[RFC] ARM: kernel: io: Optimize memcpy_fromio function.

Mon Sep 9 13:30:18 EDT 2013

Hi Dirk,

From: Dirk Behme [mailto:dirk.behme at gmail.com] 
Sent: Monday, September 09, 2013 11:47 AM
To: Kumar Singla Pardeep-B45784
Cc: linux at arm.linux.org.uk; linux-arm-kernel at lists.infradead.org; Estevam Fabio-R49496; Dunham Ragan-B37558
Subject: Re: [RFC] ARM: kernel: io: Optimize memcpy_fromio function.

Am 09.09.2013 18:20, schrieb Pardeep Kumar Singla:
> Currently memcpy_fromio function is copying byte by byte data.
> By replacing this function with inline assembly code, it is copying now 32 bytes at one time.
> By running two test cases(Tested on mx6qsabresd board),results are 
> following :-
>
> a)First test case  by calling the memcpy_fromio function only once:-
> 	1. With Optimization it is just taking 6 usec.
> 	2. Without optimization it is taking 114usec.
> b)Second test case by calling the memcpy_fromio function 100000 times.
> 	1.With Optimization it is just taking .8 sec
> 	2.Without optimization it is taking 11 sec.
>
> Signed-off-by: Pardeep Kumar Singla <b45784 at freescale.com>

Is there any special reason trying to optimize memcpy_fromio() itself? 
Instead of using anything like

http://lists.infradead.org/pipermail/linux-arm-kernel/2013-June/173195.html

? I.e. using already existing optimized code?

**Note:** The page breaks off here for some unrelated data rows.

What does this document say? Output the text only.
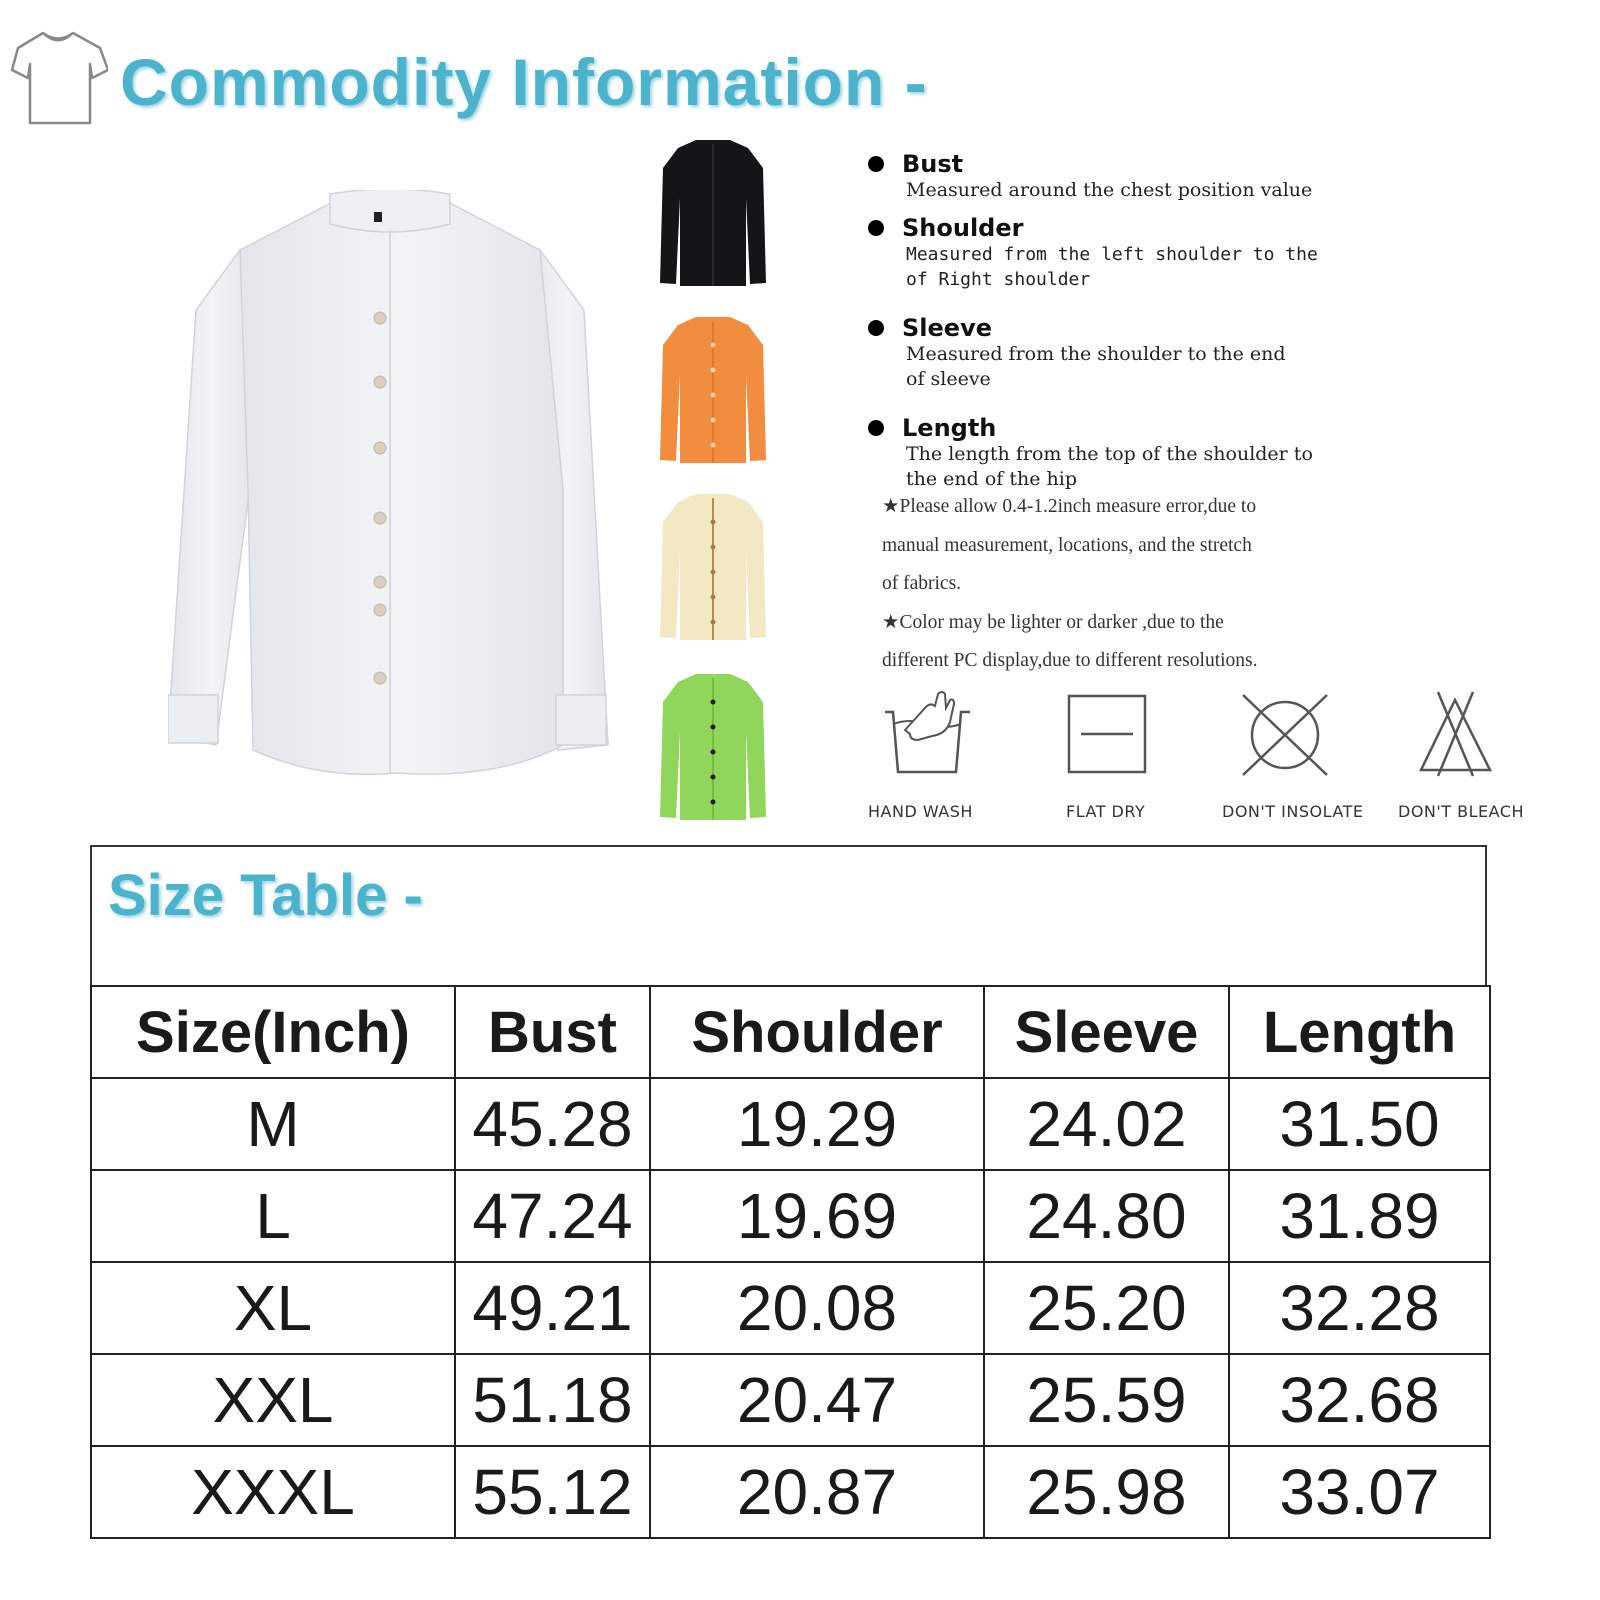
Commodity Information -
Bust
Measured around the chest position value
Shoulder
Measured from the left shoulder to the
of Right shoulder
Sleeve
Measured from the shoulder to the end
of sleeve
Length
The length from the top of the shoulder to
the end of the hip
★Please allow 0.4-1.2inch measure error,due to
manual measurement, locations, and the stretch
of fabrics.
★Color may be lighter or darker ,due to the
different PC display,due to different resolutions.
HAND WASH	FLAT DRY	DON'T INSOLATE DON'T BLEACH
Size Table -
Size(Inch)	Bust	Shoulder	Sleeve	Length
M	45.28	19.29	24.02	31.50
L	47.24	19.69	24.80	31.89
XL	49.21	20.08	25.20	32.28
XXL	51.18	20.47	25.59	32.68
XXXL	55.12	20.87	25.98	33.07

[] I was not aware about this thread. We were working on boot optimization. And we found this fault and tried to optimize it and it was working fine.
My test results are already present in the patch.

Best regards

Dirk

> ---
>   arch/arm/kernel/io.c |   37 ++++++++++++++++++++++++++++++-------
>   1 file changed, 30 insertions(+), 7 deletions(-)
>
> diff --git a/arch/arm/kernel/io.c b/arch/arm/kernel/io.c index 
> dcd5b4d..3eb8961 100644
> --- a/arch/arm/kernel/io.c
> +++ b/arch/arm/kernel/io.c
> @@ -4,16 +4,39 @@
>
>   /*
>    * Copy data from IO memory space to "real" memory space.
> - * This needs to be optimized.
>    */
> +void *asmcopy_8w(void *dst, void *src, int blocks);
> +asm("						\n\
> +	.align  2				\n\
> +	.text					\n\
> +	.global asmcopy_8w			\n\
> +	.type asmcopy_8w, %function		\n\
> +asmcopy_8w:					\n\
> +	stmfd sp!, {r3-r10, lr}			\n\
> +.loop:  ldmia r1!, {r3-r10}			\n\
> +	stmia r0!, {r3-r10}			\n\
> +	subs r2, r2, #1				\n\
> +	bne .loop				\n\
> +	ldmfd sp!, {r3-r10, pc}			\n\
> +");
> +
>   void _memcpy_fromio(void *to, const volatile void __iomem *from, size_t count)
>   {
> -	unsigned char *t = to;
> -	while (count) {
> -		count--;
> -		*t = readb(from);
> -		t++;
> -		from++;
> +	unsigned char *dst = (unsigned char *)to;
> +	unsigned char *src = (unsigned char *)from;
> +	if ((((int)src & 3) == 0) && (((int)dst & 3) == 0) && (count >= 32)) {
> +		/* copy big chunks */
> +		asmcopy_8w(dst, src, count >> 5);
> +		dst += count & (~0x1f);
> +		src += count & (~0x1f);
> +		count &= 0x1f;
> +	}
> +
> +	/* un-aligned or trailing accesses */
> +	while (count--) {
> +		*dst = readb(src);
> +		dst++;
> +		src++;
>   	}
>   }
>
>